Tinman Visualizer (Free)

Local-first visualizer for Tinman/OpenClaw security activity.

Maintained by @cantshutup_.

Includes two views over the same dataset:

• Standard: calm "experience space" summary (what happened, what needs attention)
• Game: a map-style situational awareness view (Fortnite-like layout, original art)

Run Locally

Prerequisites: Node.js

1. Install:
   • npm install
2. Run:
   • npm run dev
3. Import data:
   • Click Import JSON and select a tinman-openclaw-eval JSON report (from tinman-eval run -f json -o report.json).

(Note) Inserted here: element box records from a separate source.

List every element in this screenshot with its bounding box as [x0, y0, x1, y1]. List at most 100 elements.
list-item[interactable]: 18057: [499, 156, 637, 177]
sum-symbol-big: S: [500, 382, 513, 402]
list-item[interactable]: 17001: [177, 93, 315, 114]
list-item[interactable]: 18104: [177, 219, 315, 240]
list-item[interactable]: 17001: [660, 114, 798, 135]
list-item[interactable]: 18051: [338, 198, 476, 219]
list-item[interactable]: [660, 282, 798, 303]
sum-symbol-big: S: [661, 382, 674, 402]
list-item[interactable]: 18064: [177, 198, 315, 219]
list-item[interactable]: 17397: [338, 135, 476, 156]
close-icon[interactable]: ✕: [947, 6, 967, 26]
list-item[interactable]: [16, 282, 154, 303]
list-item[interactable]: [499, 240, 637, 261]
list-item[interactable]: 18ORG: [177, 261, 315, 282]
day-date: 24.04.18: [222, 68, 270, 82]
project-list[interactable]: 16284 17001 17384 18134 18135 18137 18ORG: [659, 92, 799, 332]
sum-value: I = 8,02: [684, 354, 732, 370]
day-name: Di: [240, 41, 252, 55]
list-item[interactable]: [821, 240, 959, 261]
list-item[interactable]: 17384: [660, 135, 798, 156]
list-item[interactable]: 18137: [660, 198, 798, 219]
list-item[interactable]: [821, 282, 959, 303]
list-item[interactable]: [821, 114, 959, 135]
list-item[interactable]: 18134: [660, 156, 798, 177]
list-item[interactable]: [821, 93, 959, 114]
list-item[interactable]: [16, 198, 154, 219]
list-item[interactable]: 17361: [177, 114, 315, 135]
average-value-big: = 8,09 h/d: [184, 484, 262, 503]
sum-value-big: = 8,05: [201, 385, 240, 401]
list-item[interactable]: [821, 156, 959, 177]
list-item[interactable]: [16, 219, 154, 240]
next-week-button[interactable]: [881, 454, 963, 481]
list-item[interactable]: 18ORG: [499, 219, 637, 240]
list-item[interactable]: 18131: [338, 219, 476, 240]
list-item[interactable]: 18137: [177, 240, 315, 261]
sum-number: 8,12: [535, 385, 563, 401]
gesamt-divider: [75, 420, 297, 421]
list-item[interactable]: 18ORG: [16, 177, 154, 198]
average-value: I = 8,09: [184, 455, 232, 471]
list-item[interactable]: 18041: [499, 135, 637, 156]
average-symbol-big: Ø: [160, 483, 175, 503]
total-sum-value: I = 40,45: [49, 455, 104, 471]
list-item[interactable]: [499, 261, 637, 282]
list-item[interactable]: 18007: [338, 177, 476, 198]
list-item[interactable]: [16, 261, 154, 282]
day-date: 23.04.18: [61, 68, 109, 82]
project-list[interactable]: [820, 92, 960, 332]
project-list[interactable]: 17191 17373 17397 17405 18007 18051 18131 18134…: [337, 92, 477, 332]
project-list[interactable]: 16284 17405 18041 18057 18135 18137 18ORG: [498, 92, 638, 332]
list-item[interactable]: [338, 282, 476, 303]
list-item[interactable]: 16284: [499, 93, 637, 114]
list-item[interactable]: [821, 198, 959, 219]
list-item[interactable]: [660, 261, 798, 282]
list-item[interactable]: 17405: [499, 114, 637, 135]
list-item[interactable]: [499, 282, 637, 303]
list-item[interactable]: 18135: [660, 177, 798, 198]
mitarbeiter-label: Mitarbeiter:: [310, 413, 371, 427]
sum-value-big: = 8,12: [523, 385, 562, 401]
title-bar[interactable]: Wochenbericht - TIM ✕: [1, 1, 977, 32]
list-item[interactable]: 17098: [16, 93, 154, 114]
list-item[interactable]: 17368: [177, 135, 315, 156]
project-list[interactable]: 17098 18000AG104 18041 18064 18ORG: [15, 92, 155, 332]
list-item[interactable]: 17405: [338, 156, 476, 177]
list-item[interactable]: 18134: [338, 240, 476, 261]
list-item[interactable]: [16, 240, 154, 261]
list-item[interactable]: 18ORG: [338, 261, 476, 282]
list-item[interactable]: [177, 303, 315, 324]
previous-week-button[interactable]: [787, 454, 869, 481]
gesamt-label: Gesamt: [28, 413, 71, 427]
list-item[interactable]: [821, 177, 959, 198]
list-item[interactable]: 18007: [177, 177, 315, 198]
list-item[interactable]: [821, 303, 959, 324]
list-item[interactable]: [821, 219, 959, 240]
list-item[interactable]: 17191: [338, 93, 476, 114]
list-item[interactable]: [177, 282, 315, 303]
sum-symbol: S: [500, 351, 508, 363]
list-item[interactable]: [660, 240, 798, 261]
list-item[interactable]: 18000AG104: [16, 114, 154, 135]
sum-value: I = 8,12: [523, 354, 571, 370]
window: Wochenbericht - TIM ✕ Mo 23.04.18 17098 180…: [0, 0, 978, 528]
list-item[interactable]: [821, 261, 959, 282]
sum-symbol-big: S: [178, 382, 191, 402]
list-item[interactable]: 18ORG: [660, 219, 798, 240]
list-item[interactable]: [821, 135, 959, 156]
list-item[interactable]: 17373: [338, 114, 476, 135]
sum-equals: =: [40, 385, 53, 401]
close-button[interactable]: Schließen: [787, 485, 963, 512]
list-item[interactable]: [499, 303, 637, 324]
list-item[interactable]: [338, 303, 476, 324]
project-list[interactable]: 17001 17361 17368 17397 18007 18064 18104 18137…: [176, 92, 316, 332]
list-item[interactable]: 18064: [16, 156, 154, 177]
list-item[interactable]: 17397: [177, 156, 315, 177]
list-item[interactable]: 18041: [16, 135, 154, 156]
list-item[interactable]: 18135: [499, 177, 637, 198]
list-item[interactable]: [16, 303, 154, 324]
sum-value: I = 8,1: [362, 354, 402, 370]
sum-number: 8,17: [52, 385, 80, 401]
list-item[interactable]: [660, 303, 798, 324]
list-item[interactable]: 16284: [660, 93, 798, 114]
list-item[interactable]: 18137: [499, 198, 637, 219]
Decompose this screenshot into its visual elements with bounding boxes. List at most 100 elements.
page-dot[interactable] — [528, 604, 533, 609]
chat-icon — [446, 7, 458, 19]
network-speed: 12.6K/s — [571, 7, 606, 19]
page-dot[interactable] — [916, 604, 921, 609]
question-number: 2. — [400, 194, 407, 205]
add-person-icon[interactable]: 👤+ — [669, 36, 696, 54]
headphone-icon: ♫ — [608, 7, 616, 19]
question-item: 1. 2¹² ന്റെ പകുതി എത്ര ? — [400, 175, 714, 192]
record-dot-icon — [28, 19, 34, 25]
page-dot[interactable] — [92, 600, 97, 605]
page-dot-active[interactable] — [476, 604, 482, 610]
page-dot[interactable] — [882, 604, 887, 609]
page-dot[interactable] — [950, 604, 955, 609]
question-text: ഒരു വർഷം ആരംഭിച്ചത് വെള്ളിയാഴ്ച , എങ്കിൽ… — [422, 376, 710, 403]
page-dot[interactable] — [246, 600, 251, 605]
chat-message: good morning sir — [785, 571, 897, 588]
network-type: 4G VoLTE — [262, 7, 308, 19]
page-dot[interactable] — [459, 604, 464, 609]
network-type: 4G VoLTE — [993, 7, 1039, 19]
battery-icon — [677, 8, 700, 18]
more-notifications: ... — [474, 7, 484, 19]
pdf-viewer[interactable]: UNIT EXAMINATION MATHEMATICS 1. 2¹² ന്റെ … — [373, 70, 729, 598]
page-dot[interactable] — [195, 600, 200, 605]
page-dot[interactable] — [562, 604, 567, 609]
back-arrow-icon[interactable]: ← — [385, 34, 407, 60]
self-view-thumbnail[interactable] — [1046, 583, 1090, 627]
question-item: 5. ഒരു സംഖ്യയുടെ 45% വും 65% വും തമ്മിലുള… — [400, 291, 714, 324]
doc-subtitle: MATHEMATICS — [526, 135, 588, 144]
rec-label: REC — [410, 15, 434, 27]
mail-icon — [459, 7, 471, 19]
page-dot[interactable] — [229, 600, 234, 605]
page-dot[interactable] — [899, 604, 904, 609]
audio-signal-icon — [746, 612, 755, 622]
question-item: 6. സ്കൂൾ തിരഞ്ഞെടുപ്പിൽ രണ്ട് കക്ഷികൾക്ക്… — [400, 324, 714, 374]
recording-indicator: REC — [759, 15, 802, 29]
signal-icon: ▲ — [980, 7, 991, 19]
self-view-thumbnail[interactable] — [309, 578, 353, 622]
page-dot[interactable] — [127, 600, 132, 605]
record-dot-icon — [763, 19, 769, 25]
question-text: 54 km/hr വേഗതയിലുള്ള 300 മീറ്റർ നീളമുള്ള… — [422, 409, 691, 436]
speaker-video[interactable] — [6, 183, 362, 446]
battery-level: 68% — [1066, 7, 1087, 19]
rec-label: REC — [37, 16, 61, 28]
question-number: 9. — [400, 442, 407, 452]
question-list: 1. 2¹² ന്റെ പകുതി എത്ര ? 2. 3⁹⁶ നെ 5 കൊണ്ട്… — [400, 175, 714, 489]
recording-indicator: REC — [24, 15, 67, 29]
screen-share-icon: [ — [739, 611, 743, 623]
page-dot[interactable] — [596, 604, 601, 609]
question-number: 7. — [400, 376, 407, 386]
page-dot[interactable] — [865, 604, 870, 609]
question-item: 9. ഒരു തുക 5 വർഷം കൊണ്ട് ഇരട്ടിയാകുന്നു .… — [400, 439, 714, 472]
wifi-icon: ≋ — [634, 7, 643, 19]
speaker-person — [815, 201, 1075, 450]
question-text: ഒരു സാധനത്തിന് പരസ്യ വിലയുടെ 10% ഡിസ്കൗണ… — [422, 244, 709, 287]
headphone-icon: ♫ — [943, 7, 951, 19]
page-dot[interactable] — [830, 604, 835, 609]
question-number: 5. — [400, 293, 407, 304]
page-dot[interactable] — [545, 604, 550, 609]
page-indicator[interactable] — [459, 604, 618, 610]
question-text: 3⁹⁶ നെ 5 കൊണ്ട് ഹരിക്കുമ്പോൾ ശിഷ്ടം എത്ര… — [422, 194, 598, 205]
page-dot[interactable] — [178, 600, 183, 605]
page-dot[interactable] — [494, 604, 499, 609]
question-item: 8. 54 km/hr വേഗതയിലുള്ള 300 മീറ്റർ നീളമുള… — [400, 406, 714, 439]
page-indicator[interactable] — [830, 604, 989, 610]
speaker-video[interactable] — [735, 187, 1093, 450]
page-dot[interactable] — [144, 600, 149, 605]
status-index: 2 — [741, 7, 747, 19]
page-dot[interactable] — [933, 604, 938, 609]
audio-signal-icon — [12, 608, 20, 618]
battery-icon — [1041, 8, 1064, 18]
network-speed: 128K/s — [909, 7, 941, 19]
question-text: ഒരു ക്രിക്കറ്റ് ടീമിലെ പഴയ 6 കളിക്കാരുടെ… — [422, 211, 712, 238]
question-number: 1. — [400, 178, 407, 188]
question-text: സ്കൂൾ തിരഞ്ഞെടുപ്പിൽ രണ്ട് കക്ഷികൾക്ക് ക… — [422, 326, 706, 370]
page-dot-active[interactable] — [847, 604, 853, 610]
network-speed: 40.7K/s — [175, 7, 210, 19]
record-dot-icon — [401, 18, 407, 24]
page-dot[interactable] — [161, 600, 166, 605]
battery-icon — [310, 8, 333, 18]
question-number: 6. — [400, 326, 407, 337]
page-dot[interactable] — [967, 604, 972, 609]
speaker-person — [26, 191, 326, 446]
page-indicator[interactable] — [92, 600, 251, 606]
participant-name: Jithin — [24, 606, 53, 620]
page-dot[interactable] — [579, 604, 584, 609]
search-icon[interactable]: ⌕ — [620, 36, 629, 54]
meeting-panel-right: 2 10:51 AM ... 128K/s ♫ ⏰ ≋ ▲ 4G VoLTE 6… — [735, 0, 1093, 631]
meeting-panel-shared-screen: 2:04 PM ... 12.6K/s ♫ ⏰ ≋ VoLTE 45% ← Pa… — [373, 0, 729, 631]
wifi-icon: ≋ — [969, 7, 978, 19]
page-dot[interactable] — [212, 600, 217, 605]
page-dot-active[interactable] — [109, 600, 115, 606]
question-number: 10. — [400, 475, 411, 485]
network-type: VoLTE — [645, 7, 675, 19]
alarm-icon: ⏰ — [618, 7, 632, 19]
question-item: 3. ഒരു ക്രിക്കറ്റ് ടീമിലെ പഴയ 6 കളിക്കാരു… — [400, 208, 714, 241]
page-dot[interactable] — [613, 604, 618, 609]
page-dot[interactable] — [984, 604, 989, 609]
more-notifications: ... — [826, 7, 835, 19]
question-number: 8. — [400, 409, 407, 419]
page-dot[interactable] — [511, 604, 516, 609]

Live Mode (Always-On “Watch”)

Oilcan can stream live events from a tiny local SSE bridge (oilcan-bridge) that tails:

• ~/.openclaw/workspace/tinman-events.jsonl

Steps (3 terminals):

1. Start Tinman watch (OpenClaw skill):
   • /tinman watch --mode realtime (or --mode polling as fallback)
2. Start the bridge:
   • npm run bridge
3. Start Oilcan:
   • npm run dev

Oilcan will attempt LIVE mode on startup and will keep retrying if the bridge isn’t up yet.

Bridge Security Defaults

oilcan-bridge is now secure-by-default:

• Binds to loopback only (127.0.0.1) unless LAN is explicitly enabled.
• If preferred port is busy, it auto-selects the next free port (by default up to +20).
• Requires a token when LAN mode is enabled.
• Uses restrictive CORS in LAN mode unless allowed origins are configured.

Environment options:

• OILCAN_ALLOW_LAN=1 to allow LAN binding (0.0.0.0)
• OILCAN_BRIDGE_HOST override host (non-loopback requires OILCAN_ALLOW_LAN=1)
• OILCAN_BRIDGE_PORT override port (default 8123)
• OILCAN_BRIDGE_AUTOPORT=0 disable automatic fallback to next free port
• OILCAN_BRIDGE_PORT_SCAN_LIMIT max fallback range above preferred port (default 20)
• OILCAN_BRIDGE_TOKEN set a fixed token (otherwise generated when auth is required)
• OILCAN_ALLOWED_ORIGIN comma-separated browser origins for CORS in LAN mode
• OILCAN_REQUIRE_TOKEN=1 force token auth even on loopback

When token auth is required, bridge prints bridge_token=... on startup. Bridge startup also prints a copy/paste window.__OILCAN_CONFIG__ block with resolved host/port/token. Configure Oilcan UI runtime token in public/oilcan.config.js:

window.__OILCAN_CONFIG__ = {
  bridge: {
    host: "127.0.0.1",
    port: 8123,
    token: "paste-token-here",
  },
};

View On Your Phone (Same Wi-Fi)

This repo binds the dev server to 0.0.0.0:3000 (LAN UI). Bridge LAN access is separate and opt-in via OILCAN_ALLOW_LAN=1.

Open on your phone:

• http://<your-computer-ip>:3000

Security note: only use LAN mode on a trusted network.

Optional: Doctor Tinman (Any LLM API, Including Local)

Diagnose supports:

• Gemini (@google/genai)
• OpenAI-compatible chat APIs (OpenAI, local proxies, Ollama/OpenAI shim, LM Studio, vLLM, etc.)
• Disabled (no LLM calls)

How to configure:

1. Open Diagnose in Oilcan.
2. Click LLM Settings.
3. Choose provider and set model/base URL/API key.
4. Save (settings persist in browser localStorage).

Optional bootstrap config (no rebuild required):

• Edit public/oilcan.config.js
• Set window.__OILCAN_CONFIG__.llm defaults

Local endpoint example:

• Provider: openai-compatible
• Base URL: http://127.0.0.1:11434/v1
• Model: your local model id
• API key: optional (depends on your local server)

Event details use built-in plain-language explanations by default. If an LLM provider is configured, users can also click AI Explain This Event in the event modal for a richer natural-language explanation.